Noguera-Marín Diego, Moraila-Martínez Carmen L, Cabrerizo-Vílchez Miguel A, Rodríguez-Valverde Miguel A
Biocolloid and Fluid Physics Group, Applied Physics Department, Faculty of Sciences, University of Granada , E-18071 Granada, Spain.
Langmuir. 2014 Jul 1;30(25):7609-14. doi: 10.1021/la501416u. Epub 2014 Jun 16.
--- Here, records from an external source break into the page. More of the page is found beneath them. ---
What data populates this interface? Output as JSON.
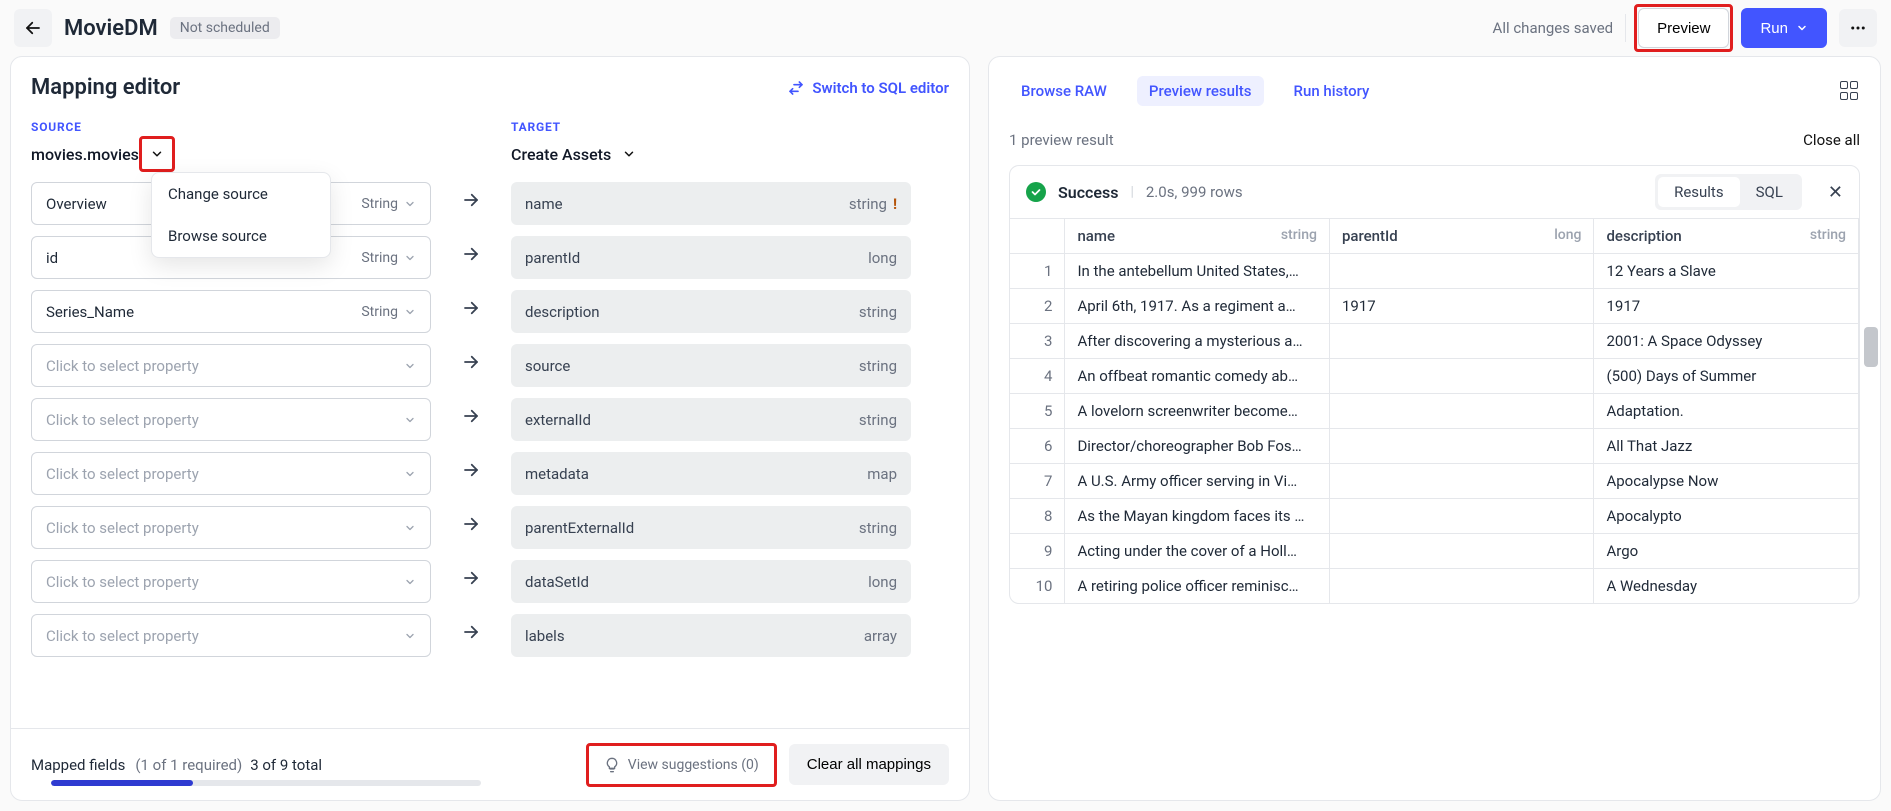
{
  "header": {
    "title": "MovieDM",
    "schedule_badge": "Not scheduled",
    "saved": "All changes saved",
    "preview": "Preview",
    "run": "Run"
  },
  "left": {
    "title": "Mapping editor",
    "switch_link": "Switch to SQL editor",
    "source_label": "SOURCE",
    "source_name": "movies.movies",
    "target_label": "TARGET",
    "target_name": "Create Assets",
    "dropdown": {
      "change": "Change source",
      "browse": "Browse source"
    },
    "placeholder": "Click to select property",
    "type_string": "String",
    "source_rows": [
      {
        "name": "Overview",
        "type": "String"
      },
      {
        "name": "id",
        "type": "String"
      },
      {
        "name": "Series_Name",
        "type": "String"
      },
      null,
      null,
      null,
      null,
      null,
      null
    ],
    "target_rows": [
      {
        "name": "name",
        "type": "string",
        "warn": true
      },
      {
        "name": "parentId",
        "type": "long"
      },
      {
        "name": "description",
        "type": "string"
      },
      {
        "name": "source",
        "type": "string"
      },
      {
        "name": "externalId",
        "type": "string"
      },
      {
        "name": "metadata",
        "type": "map"
      },
      {
        "name": "parentExternalId",
        "type": "string"
      },
      {
        "name": "dataSetId",
        "type": "long"
      },
      {
        "name": "labels",
        "type": "array"
      }
    ],
    "footer": {
      "mapped": "Mapped fields",
      "required": "(1 of 1 required)",
      "total": "3 of 9 total",
      "suggestions": "View suggestions (0)",
      "clear": "Clear all mappings"
    }
  },
  "right": {
    "tabs": {
      "raw": "Browse RAW",
      "preview": "Preview results",
      "history": "Run history"
    },
    "summary": "1 preview result",
    "close_all": "Close all",
    "success": "Success",
    "meta": "2.0s, 999 rows",
    "pills": {
      "results": "Results",
      "sql": "SQL"
    },
    "columns": [
      {
        "name": "name",
        "type": "string"
      },
      {
        "name": "parentId",
        "type": "long"
      },
      {
        "name": "description",
        "type": "string"
      }
    ],
    "rows": [
      {
        "idx": 1,
        "name": "In the antebellum United States,…",
        "parentId": "",
        "description": "12 Years a Slave"
      },
      {
        "idx": 2,
        "name": "April 6th, 1917. As a regiment a…",
        "parentId": "1917",
        "description": "1917"
      },
      {
        "idx": 3,
        "name": "After discovering a mysterious a…",
        "parentId": "",
        "description": "2001: A Space Odyssey"
      },
      {
        "idx": 4,
        "name": "An offbeat romantic comedy ab…",
        "parentId": "",
        "description": "(500) Days of Summer"
      },
      {
        "idx": 5,
        "name": "A lovelorn screenwriter become…",
        "parentId": "",
        "description": "Adaptation."
      },
      {
        "idx": 6,
        "name": "Director/choreographer Bob Fos…",
        "parentId": "",
        "description": "All That Jazz"
      },
      {
        "idx": 7,
        "name": "A U.S. Army officer serving in Vi…",
        "parentId": "",
        "description": "Apocalypse Now"
      },
      {
        "idx": 8,
        "name": "As the Mayan kingdom faces its …",
        "parentId": "",
        "description": "Apocalypto"
      },
      {
        "idx": 9,
        "name": "Acting under the cover of a Holl…",
        "parentId": "",
        "description": "Argo"
      },
      {
        "idx": 10,
        "name": "A retiring police officer reminisc…",
        "parentId": "",
        "description": "A Wednesday"
      }
    ]
  }
}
Better control of colloidal assembly by convective deposition is particularly helpful in particle templating. However, knowledge of the different factors that can alter colloidal patterning mechanisms is still insufficient. Deposit morphology is strongly ruled by contact line dynamics, but the wettability properties of the substrate can alter it drastically. In this work, we experimentally examined the roles of substrate contact angle hysteresis and receding contact angle using driven evaporating menisci similar to the dip-coating technique but at a low capillary number. We used smooth substrates with very different wettability properties and nanoparticles of different sizes. For fixed withdrawal velocity, evaporation conditions, and nanoparticle concentration, we analyzed the morphology of the deposits formed on each substrate. A gradual transition from stripe-like patterns to a film was observed as the contact angle hysteresis and receding contact angle were lowered.
通过对流沉积更好地控制胶体组装在颗粒模板化中特别有帮助。然而,对于能够改变胶体图案化机制的不同因素的了解仍然不足。沉积物形态在很大程度上受接触线动力学支配,但基底的润湿性可以极大地改变它。在这项工作中,我们使用类似于浸涂技术但毛细管数较低的驱动蒸发弯月面,通过实验研究了基底接触角滞后和后退接触角的作用。我们使用了具有非常不同润湿性的光滑基底和不同尺寸的纳米颗粒。对于固定的提拉速度、蒸发条件和纳米颗粒浓度,我们分析了在每个基底上形成的沉积物的形态。随着接触角滞后和后退接触角降低,观察到从条纹状图案到薄膜的逐渐转变。